Les Fêtes de la Côte Vermeille marquent, en effet, un tournant décisif dans l’économie du Pays Catalan. Cette première politique de valorisation des stations balnéaires, par la création de routes touristiques, suivie du lancement d’ambitieux projets urbains comme celui du Lido du Barcarès ou l’inauguration d’établissements comme le Casino de la Côte Vermeille de Canet, permettent de structurer efficacement cette nouvelle offre touristique. Si cette dernière avait jusque-là centré sa promotion autour des stations thermales du Boulou, de Vernet-les-Bains et d’Amélie-les-Bains ; elle compte également, à partir de 1913, avec le développement d’un tourisme de montagne grâce à l’inauguration du Grand Hôtel de Font-Romeu. Se met alors en place l’identité moderne du tourisme nord-catalan, proposant ses atouts majeurs : la richesse et la beauté de ses paysages alliées à une offre variée en termes de pratiques sportives et d’activités ludiques. Désormais, le Pays Catalan se présente comme l’un des rares territoires où diversité et proximité se confondent, puisque les touristes peuvent en seulement 24 heures aller « des flots bleus de la Méditerranée aux cimes neigeuses du Carlit ».

Aux couleurs de la Côte Vermeille

Conscient de son identité et de sa spécificité, le Pays Catalan va décliner l’appellation « Côte Vermeille » sur tous les supports de promotion. Les vues de Canet, Collioure ou Banyuls éditées en carte postale sont toutes légendées d’une appellation devenue cri de ralliement. Elles voyagent, communiquent, s’échangent pour populariser une destination et conquérir de nouveaux touristes sur l’ensemble du globe. Une image de marque qui s’exporte et s’expose. Les illustrateurs parisiens de renom, créent d’immenses affiches aux couleurs d’une puissance captivante qui, une fois collées dans les grandes artères ou les stations de métro de la capitale, sortent le badaud de la grisaille de son quotidien.

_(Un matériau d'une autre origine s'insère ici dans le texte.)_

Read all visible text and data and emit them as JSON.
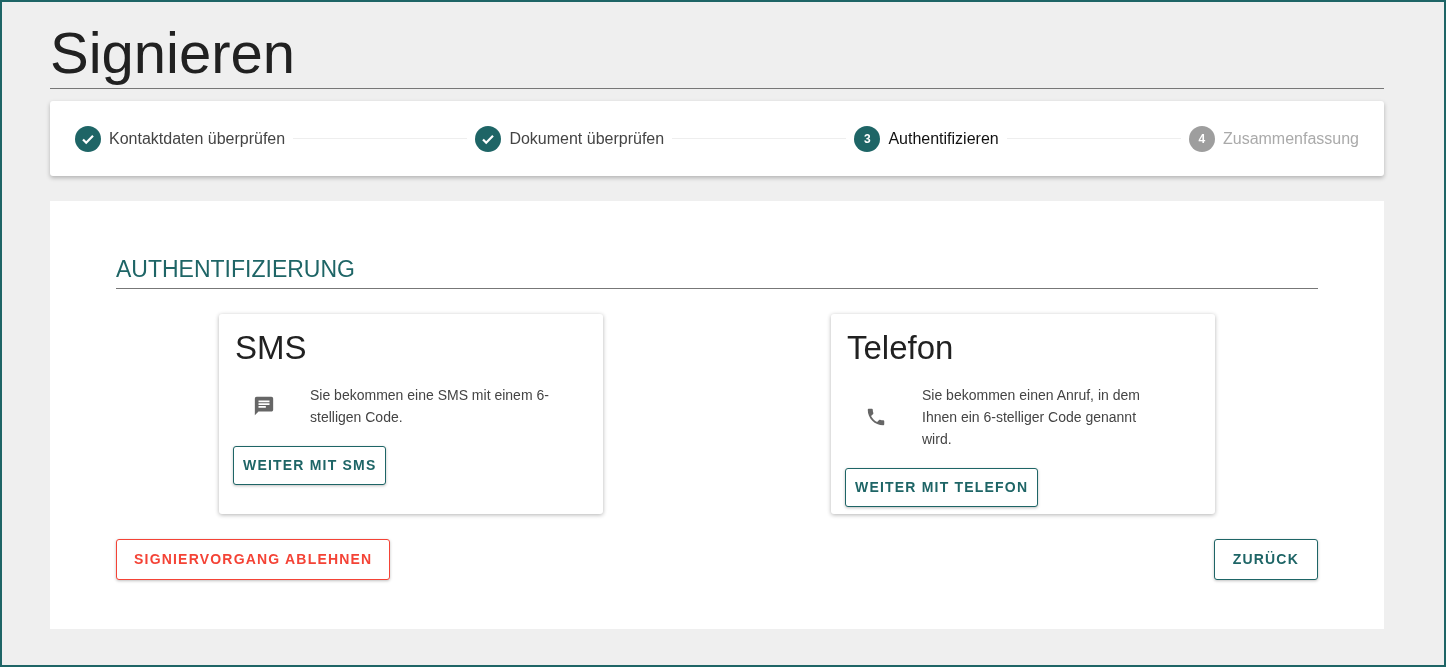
{
  "page": {
    "title": "Signieren"
  },
  "stepper": [
    {
      "label": "Kontaktdaten überprüfen",
      "completed": true,
      "selected": false
    },
    {
      "label": "Dokument überprüfen",
      "completed": true,
      "selected": false
    },
    {
      "label": "Authentifizieren",
      "completed": false,
      "selected": true,
      "number": "3"
    },
    {
      "label": "Zusammenfassung",
      "completed": false,
      "selected": false,
      "number": "4"
    }
  ],
  "section": {
    "heading": "AUTHENTIFIZIERUNG"
  },
  "methods": [
    {
      "kind": "sms",
      "title": "SMS",
      "description": "Sie bekommen eine SMS mit einem 6-stelligen Code.",
      "button": "WEITER MIT SMS"
    },
    {
      "kind": "phone",
      "title": "Telefon",
      "description": "Sie bekommen einen Anruf, in dem Ihnen ein 6-stelliger Code genannt wird.",
      "button": "WEITER MIT TELEFON"
    }
  ],
  "actions": {
    "decline": "SIGNIERVORGANG ABLEHNEN",
    "back": "ZURÜCK"
  }
}
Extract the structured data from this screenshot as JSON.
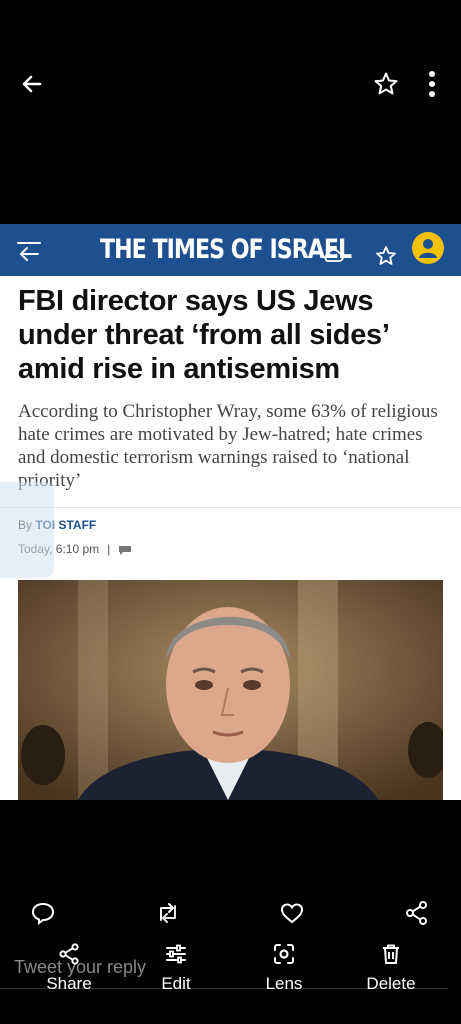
{
  "viewer": {
    "icons": [
      "back-arrow-icon",
      "star-icon",
      "more-vertical-icon"
    ]
  },
  "masthead": {
    "brand": "THE TIMES OF ISRAEL",
    "bg_color": "#1e4f8e",
    "accent_color": "#f2c200"
  },
  "article": {
    "headline": "FBI director says US Jews under threat ‘from all sides’ amid rise in antisemism",
    "dek": "According to Christopher Wray, some 63% of religious hate crimes are motivated by Jew-hatred; hate crimes and domestic terrorism warnings raised to ‘national priority’",
    "byline_prefix": "By",
    "byline_name": "TOI STAFF",
    "time": "Today, 6:10 pm",
    "separator": "|"
  },
  "social": {
    "icons": [
      "reply-icon",
      "retweet-icon",
      "like-icon",
      "share-network-icon"
    ],
    "tweet_placeholder": "Tweet your reply"
  },
  "actions": [
    {
      "label": "Share",
      "icon": "share-icon"
    },
    {
      "label": "Edit",
      "icon": "sliders-icon"
    },
    {
      "label": "Lens",
      "icon": "lens-icon"
    },
    {
      "label": "Delete",
      "icon": "trash-icon"
    }
  ]
}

En ce sens, l’affiche que consacre Pierre Commarmond à la Côte Vermeille est significative de la force de cette communication. Elle met en scène un paysage flamboyant de l’azur duquel se détache une côte de rochers escarpée, démesurée presque inaccessible, mais aussi lumineuse qu’une multitude d’éclats de grenat. Ce joyau à découvrir, à contempler porte un nom : la Côte Vermeille. Pour les cent ans de la belle, point de pierreries, de parures magistrales, de présents clinquants. Aussi éternelle que le grenat, aussi minérale qu’humaine, aussi méditerranéenne que catalane, elle n’a de cesse de se façonner dans le regard de ses admirateurs, pour offrir à la face du monde une beauté sauvage, un continent de passions partagées.